ーーーーーーーーーーーーーーーーーーーーーーーーーーーーーーーーーーーーーーーーーーーーーーー


 バタン、と扉が閉まる。


「ふぅ」


 無意識に小さく息を吐いてしまう。


「シエル、今日はありがとう」


「ううん、大丈夫だよ、お父さん」


 私はお父さんに小さく笑いかける。

 ユートさんと話したからか、未だに心臓がバクバク言っている。


「じゃあ、お父さんは少し書斎のほうで仕事を片付けてくるから。また後で夕食のときに」


 そういうとやや早足でお父さんは去っていってしまう。

 お父さんはいつもそうだ。私といるときは少しだけ気まずそうで、でもそれを必死に隠そうとしている。

 私には分かってしまう。


 お父さんがいなくなったところで、私は自室に急ぎ足で戻った。誰もいないことを確認してもう一度深く息を吐いた。

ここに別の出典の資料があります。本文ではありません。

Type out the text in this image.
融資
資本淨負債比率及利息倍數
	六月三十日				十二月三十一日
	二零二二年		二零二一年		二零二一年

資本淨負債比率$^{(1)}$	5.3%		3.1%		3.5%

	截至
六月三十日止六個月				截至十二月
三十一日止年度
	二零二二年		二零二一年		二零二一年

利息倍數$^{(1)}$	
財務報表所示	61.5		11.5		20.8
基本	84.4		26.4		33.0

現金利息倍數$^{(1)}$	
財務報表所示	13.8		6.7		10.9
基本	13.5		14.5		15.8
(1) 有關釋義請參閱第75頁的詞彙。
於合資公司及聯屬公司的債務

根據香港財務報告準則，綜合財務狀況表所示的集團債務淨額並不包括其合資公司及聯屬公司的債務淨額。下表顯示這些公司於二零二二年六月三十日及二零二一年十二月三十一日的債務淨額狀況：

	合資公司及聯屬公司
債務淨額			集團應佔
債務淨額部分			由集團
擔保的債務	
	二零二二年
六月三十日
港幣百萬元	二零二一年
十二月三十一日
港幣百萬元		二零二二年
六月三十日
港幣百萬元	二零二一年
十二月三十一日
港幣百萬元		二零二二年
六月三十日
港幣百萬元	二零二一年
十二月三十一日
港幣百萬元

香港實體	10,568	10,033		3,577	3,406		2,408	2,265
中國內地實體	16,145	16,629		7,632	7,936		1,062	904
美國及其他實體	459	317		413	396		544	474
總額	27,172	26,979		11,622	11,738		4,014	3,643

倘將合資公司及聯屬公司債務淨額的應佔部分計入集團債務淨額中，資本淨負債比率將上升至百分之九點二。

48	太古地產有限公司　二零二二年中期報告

「はぁあああああ。良かった良かった良かった良かった良かった……嫌われたかと思った……」


 ユートさんに晩御飯を作ることを拒否されたとき、もしかしたら私は嫌われてしまったのかと思った。押し付けがましい邪魔な奴だと思われたんじゃないか。ずけずけと踏み込んでくる不躾な奴だと思われたんじゃないか。そう思うと頭の中が真っ白になって何も考えられなくなった。


 でもちがった。


「また明日……また明日……」


 ユートさんは確かにそう言った。他でもない私に、「また明日」と。

 私は求められている。私は認められている。私は必要とされている。私は許されている。私は――――


「えへ、えへへ……」


 木箱にしまってあった布きれを取り出して顔に押し当てる。

 すぅと息を吸い込むと、ユートさんの匂いがした。脳内が一気に幸福で満たされる。


 数か月前に、拝借した一枚の布切れ。

 本人の許可をとらずに持ってきてしまったことに一抹の罪悪感はあるけれども、彼が「もう擦り切れたから捨てておいてくれ」と言っていたものだ。預かってしまっても、気にも留めないだろう。

この布は、他でもないユートさんが使っていた下着だ。


 彼の家で家事を任されている私なら、いくらでも持ち出す機会はある。


「……私の……私だけの勇者さまぁ……」


 ただ今だけは、その甘く痺れる匂いに身をゆだねる。


 彼だけは、否、彼ならば私を引きずり出してくれる。


 この、どうしようもない世界から。


一瞬で主人公に惚れて、こんなに都合の良い女の子がまともな人間なわけ無くない?